Concernant les systèmes complexes en général, qu’il s’agisse de l’hydrodynamique, de la rupture des matériaux, de l’épilepsie, du comportement du cerveau, du marché financier, des crises de société ou des guerres, nous pensons qu’il existe un degré de pré- dictibilité associée à une force d’interaction, un couplage entre éléments ainsi qu’un manque d’hétérogénéité ou de séparation entre sous-systèmes constitutifs. Dans ces cas, apparaissent des effets extrêmes : les dragon kings. Le système semble se synchroniser et une prédictibilité semble possible. Cela ne signifie pas qu’il n’existe pas une autre région qui n’est pas prédictible. Les influences des deux variables essentielles, à savoir le degré d’hétérogénéité d’une part et la force de couplage et d’interaction d’autre part, permettent de distinguer les systèmes qui peuvent être prédictibles de ceux qui ne peuvent pas l’être.
Cela m’amène aux cinq bulles à l’origine de la crise actuelle. Tout commence avec la bulle de la nouvelle économie en 1995 et le krach de 2000, suivis de la réaction de la Réserve fédérale entre 2001 et 2003, qui déclenchent la bulle de l’immobilier, puis les bulles du marché financier américain culminant en octobre 2007 et la bulle des matières premières. La présente crise vient de la succession de ces cinq bulles sur quinze ans. Tout s’est passé comme si chaque bulle avait aidé à renverser les conséquences négatives de la précédente. Afin d’identifier les bulles, notre méthode consiste à repérer les croissances super exponentielles. Aussi, dans le cas de la première bulle, alors que les compagnies qui composent l’indice boursier S. & V. 500 avaient des rendements stables, les rendements des entreprises de la nouvelle économie avaient augmenté d’un facteur 14. De manière générale, ce comportement super exponentiel alterne avec des effets de panique apparaissant de manière intermittente alors que la bulle se développe.

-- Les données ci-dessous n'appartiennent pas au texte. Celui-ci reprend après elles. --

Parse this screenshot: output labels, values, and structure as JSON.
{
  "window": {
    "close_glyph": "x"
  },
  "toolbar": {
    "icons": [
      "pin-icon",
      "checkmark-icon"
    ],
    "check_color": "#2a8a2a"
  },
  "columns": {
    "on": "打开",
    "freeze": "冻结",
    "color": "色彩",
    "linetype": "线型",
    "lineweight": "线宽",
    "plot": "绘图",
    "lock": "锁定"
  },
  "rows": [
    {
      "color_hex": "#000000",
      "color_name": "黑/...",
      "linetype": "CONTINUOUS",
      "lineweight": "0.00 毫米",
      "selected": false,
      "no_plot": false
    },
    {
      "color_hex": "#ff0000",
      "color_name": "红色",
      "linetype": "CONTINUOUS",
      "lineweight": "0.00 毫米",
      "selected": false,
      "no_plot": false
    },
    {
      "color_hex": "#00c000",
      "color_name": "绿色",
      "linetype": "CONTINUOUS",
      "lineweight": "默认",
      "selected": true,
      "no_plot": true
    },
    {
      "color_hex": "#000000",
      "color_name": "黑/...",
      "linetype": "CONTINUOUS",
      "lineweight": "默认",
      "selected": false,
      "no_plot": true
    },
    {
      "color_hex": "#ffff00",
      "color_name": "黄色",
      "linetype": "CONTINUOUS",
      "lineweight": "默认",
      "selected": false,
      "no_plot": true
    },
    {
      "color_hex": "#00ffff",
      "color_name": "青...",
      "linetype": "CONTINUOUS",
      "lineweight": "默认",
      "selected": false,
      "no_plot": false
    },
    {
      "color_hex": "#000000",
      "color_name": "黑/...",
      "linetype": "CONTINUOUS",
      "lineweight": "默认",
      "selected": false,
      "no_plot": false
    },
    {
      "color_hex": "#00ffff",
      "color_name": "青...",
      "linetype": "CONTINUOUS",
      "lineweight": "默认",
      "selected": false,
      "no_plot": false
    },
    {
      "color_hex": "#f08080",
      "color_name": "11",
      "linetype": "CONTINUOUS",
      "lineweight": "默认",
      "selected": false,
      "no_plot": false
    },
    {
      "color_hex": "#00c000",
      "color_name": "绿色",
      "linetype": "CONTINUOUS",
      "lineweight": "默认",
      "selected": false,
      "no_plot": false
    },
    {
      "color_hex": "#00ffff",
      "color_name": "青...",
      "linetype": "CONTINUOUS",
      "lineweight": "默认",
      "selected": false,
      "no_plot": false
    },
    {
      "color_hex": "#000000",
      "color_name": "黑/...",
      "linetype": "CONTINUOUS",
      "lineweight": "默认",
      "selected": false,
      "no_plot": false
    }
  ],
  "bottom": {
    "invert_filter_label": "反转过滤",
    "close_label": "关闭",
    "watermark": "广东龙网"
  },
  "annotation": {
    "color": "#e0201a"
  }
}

Un économiste américain, Nick Rowe, a montré que la baisse en réel du taux d’intérêt directeur de la Réserve fédérale avait coïncidé avec le pic de productivité des États-Unis. Tout économiste vous dira que c’est « la recette de la catastrophe », puisque c’est lorsqu’il y a un pic de productivité que la machine s’emballe et qu’il faut la ralentir par une augmentation des taux directeurs. Qu’a fait la Banque fédérale ? Dans un article cosigné, en 2004, avec Wei-Xing Zhou (« Causal Slaving of the U.S. Treasury Bond Yield Antibubble by the Stock Market Antibubble of August 2000 »), nous montrons que le taux directeur de la Banque centrale suit les marchés financiers avec un intervalle de retard de deux mois. Quand le taux directeur est bas, l’immobilier explose au plan quasiment mondial. En termes de prédictibilité, nous avions établi et publié un an à l’avance que le marché immobilier anglais culminerait mi-2004 et le marché immobilier américain mi-2006. C’est effectivement ce qui s’est produit.
S’agissant de la bulle sur les produits financiers, Alan Green- span estimait jusqu’en 2004 que les produits dérivés constituaient des véhicules très utiles pour transférer les risques vers ceux les plus aptes à les porter, stabilisant par là même le système. Il avait raison, apparemment…, puisque tous les indicateurs alimentaient ce type de conclusion. Tous montraient que, quelques années avant la crise, l’inflation était la plus basse ; les fluctuations d’inflation et de production étaient les plus basses par rapport à celles caractérisant les cinquante dernières années ; les fluctuations du taux de croissance du produit national brut (pnb) des pays développés n’avaient jamais été aussi faibles également.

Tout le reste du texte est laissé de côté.